Importantly, all the test subjects felt ‘in control’ knowing that they could immediately release the vacuum by opening a wide gap under one of the seals if they wished. When the ventilation mode was used, the subjects all allowed the exovent to take over their breathing without feeling any desire to ‘fight it’ or that it felt unnatural or uncomfortable, and described the sensation as relaxing; one participant fell asleep within minutes.
“We are really excited to be unveiling this life-saving system which is a cutting-edge reinvention of pre-existing technology,” says exovent CEO and article co-author Ian Joesbury. “As the patient does not need to be sedated it opens up alternative treatment options that may allow more patients with COVID-19 to be treated outside of intensive care.”

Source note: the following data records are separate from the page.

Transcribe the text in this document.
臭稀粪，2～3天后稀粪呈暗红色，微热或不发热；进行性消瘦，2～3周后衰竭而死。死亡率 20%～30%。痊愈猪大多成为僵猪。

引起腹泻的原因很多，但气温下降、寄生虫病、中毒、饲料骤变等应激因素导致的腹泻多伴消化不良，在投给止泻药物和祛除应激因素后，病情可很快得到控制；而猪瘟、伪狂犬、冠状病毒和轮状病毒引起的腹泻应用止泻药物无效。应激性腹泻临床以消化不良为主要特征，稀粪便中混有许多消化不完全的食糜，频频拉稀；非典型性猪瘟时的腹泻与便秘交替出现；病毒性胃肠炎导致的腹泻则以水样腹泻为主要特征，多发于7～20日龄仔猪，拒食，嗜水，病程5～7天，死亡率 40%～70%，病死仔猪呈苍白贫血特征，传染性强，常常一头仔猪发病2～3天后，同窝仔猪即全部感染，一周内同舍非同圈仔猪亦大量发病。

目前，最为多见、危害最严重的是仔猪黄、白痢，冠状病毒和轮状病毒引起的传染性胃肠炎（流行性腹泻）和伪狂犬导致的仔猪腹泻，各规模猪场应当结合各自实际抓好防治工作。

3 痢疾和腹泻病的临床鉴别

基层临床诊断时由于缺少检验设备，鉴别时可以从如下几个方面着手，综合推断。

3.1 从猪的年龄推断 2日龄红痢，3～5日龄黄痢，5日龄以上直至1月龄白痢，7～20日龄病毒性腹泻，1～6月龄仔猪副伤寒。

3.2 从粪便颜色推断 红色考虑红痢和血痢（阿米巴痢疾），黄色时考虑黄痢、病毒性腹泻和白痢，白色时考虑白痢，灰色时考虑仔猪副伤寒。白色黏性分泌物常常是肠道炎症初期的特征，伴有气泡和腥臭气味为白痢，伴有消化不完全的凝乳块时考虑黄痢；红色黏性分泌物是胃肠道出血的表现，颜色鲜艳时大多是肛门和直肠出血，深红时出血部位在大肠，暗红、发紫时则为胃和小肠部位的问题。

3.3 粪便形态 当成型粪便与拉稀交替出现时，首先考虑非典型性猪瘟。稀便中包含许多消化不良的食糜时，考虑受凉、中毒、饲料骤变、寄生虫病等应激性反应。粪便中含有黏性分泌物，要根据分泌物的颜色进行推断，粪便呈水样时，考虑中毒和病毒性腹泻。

It is estimated that the UK version of the exovent will cost approximately £8000 GBP (US $10,496, €8856), which is considerably cheaper than existing positive-pressure devices, which cost around £15,000 GBP for CPAP and over £30,000 GBP for intensive care ventilators. It is also estimated that a lower-cost global version of the exovent could be produced for less than £500 (US$652, €550).
The authors add: “Anticipated advantages of the exovent over positive-pressure ventilators, which may be especially relevant in low- and middle-income countries, include the lower resources required to ventilate conscious patients, and the potential for greater oxygen conservation, since oxygen would only need to be supplied to the patients directly via a facemask or nasal prongs when required, rather than the continuous oxygen supply needed for positive pressure systems.”
They explain that because it is so much less invasive and so much easier to do than PPV, the threshold for using exovent when available will be much lower, and many more patients will be eligible for therapy. Even if hospitals in low- and middle-income countries have conventional intensive care ventilator hardware available, the resources required to (a) intubate, paralyse, and sedate them as is necessary, and (b) to manage them whilst unconscious which means intensive nursing, intravenous nutrition or tube nutrition, skin care, etc., are too scarce to make intensive care ventilation available to any but a very few individuals. The authors explain: “It is about staffing more than equipment, and the exovent would be much easier and less expensive to use.”
Thanks to the investment of over £1m of volunteer time from the exovent team, rapid development and prototyping by Marshall ADG, and partnership with Warwick Manufacturing Group (WMG) High Value Manufacturing Catapult, the system is now ready for a formal assessment and approval. The authors plan to submit the design to the Medicines and Healthcare products Regulatory Agency (MHRA) which regulates medical devices in the UK, and hope to receive approval by the middle of 2021.